If it makes you happy
The psychology of happiness

We seek to explore one of Adam Smith’s obsessions: what it means to be happy. We also discuss why that’s important to investors, and how we can seek to improve our own levels of happiness.

It seems that this German-British concern has decided that happiness encourages sound investment practices and is thus in its clients' best interests. Bloody nice of them. In good Anglo-Germanic fashion, they've provided ten handy rules. I excerpt them, along with a few of the footnotes (I'll let you examine the bar graphs and pie charts on your own):

• Don’t equate happiness with money. People adapt to income shifts relatively quickly, the long lasting benefits are essentially zero.
• Exercise regularly. Taking regular exercise generates further energy, and stimulates the mind and the body.
• Have sex (preferably with someone you love). Sex is consistently rated as amongst the highest generators of happiness.
• Devote time and effort to close relationships. Close relationships require work and effort, but pay vast rewards in terms of happiness.
• Pause for reflection, meditate on the good things in life. Simple reflection on the good aspects of life helps prevent hedonic adaptation.
• Seek work that engages your skills, look to enjoy your job. It makes sense to do something you enjoy. This in turn is likely to allow you to flourish at your job, creating a pleasant feedback loop.
• Give your body the sleep it needs.
• Don’t pursue happiness for its own sake, enjoy the moment. Faulty perceptions of what makes you happy, may lead to the wrong pursuits. Additionally, activities may become a means to an end, rather than something to be enjoyed, defeating the purpose in the first place.
• Take control of your life, set yourself achievable goals.
• Remember to follow all the rules.


7 In Kahneman, Krueger, Schkade, Schwarz and Stone (2003) Measuring the quality of life, the authors found that among a sample of 1000 employed women that sex was rated retrospectively as the activity that produces the largest amount of happiness. Commuting turns out to be the least pleasurable activity. Also Blanchflower and Oswald (2004) Money, Sex and Happiness, find that sexual activity enters strongly into happiness equations.
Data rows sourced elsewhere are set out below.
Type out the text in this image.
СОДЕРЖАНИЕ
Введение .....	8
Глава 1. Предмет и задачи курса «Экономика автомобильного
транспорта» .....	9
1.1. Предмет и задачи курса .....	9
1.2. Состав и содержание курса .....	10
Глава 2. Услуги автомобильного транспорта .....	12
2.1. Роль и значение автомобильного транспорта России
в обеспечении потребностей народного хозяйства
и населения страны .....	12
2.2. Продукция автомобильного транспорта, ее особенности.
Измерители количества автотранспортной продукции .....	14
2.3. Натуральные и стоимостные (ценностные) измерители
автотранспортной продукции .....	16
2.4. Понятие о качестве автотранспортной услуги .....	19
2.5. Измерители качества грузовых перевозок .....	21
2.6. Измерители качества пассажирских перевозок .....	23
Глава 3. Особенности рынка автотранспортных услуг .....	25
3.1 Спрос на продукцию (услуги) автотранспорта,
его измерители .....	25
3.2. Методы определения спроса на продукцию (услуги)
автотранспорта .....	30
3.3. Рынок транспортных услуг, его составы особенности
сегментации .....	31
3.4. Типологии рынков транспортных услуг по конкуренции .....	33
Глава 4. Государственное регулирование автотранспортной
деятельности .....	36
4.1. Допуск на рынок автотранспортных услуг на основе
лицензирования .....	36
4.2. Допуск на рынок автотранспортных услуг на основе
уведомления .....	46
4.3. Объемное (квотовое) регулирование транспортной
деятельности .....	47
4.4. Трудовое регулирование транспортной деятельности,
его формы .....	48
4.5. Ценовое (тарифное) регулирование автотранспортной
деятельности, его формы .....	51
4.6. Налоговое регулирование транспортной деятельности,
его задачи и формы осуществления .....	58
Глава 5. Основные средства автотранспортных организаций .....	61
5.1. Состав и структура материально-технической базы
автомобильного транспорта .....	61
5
The information and opinions in this report constitute judgment as at the date of this report and are subject to change without notice.

I love the implied imperative voice: "Exercise! Pause! Have sex! Reflect! Sleep!" And of course the last rule is the most German of all. "Rules! Rules vich must be obeyed at all costs!" I'm also gratified to see that there is now empirical evidence to support the heretofor-unsubstantiated notion that "sexual activity enters strongly into happiness equations."

So.... There it is. Whaddya all waiting for? GET TO IT! JETZT! MACHT SCHNELL!